The wall painting tradition in Shekhawati
came to an end by the middle of the 20th century, as the merchant community
moved out of the region. The paintings survive due to the resilience of the ala-ghila technique, a form of painting on wet
plaster akin to frescoes. These then become important historical sources to
understand the history of the region through the visual.
Footnotes:
1. The term Marwari became common parlance to describe the Hindu and Jain merchants from Shekhawati once they had moved to centres like Calcutta and Bombay. This term often had pejorative connotations associated with it.

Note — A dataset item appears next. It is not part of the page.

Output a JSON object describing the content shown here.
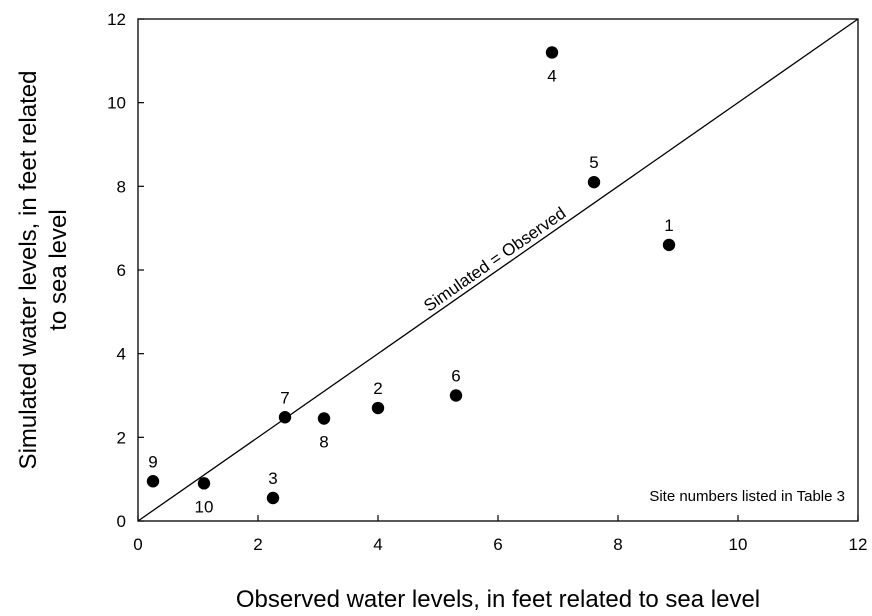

2. Ilay Cooper, ‘Shekhawati’s Architecture and the Building Boom’, in Abha Narain Lambah (ed.), Shekhawati: Havelis of the Merchant Princes. The Marg Foundation, Mumbai, 2013, p. 33.
3. Kaiwan Mehta, ‘Picture Urbanity. Towns in Shekhawati and Empire Cities’, in Abha Narain Lambah (ed.), Shekhawati. Havelis of the Merchant Princes. The Marg Foundation, Mumbai, 2013, pp. 75-77.
4. Anne Hardgrove, Community and Public Culture. The Marwaris in Calcutta. Oxford University Press, New Delhi, 2004, p. 93.
5. An archetypal image is a model which cites a specific narrative without the need to illustrate all narrative sequences from the tale.
6. There is a large amount of variability between versions of the story across all its different formats. For a short contemporary written version of the story see, Rani Lakshmi Kumari Chundawat, Love Stories of Rajasthan, Books Treasure, Jodhpur, 2008, pp. 151-158.
7 .Tanuja Kothiyal, Nomadic Narratives. A History of Mobility and Identity in the Great Indian Desert, Cambridge University Press, Cambridge, 2016, p 259.
8. Tanuja Kothiyal, Nomadic Narratives. A History of Mobility and Identity in the Great Indian Desert, Cambridge University Press, Cambridge, 2016, p. 264.
9. Tanuja Kothiyal, Nomadic Narratives. A History of Mobility and Identity in the Great Indian Desert, Cambridge University Press, Cambridge 2016, p. 259.
10. Molly Emma Aitken, The Intelligence of Tradition in Rajput Court Painting, Yale University Press, New Haven, London, 2010, p. 180.
11. Since the love tale is primarily an oral genre, innovation in its retellings and visual representations is common practice.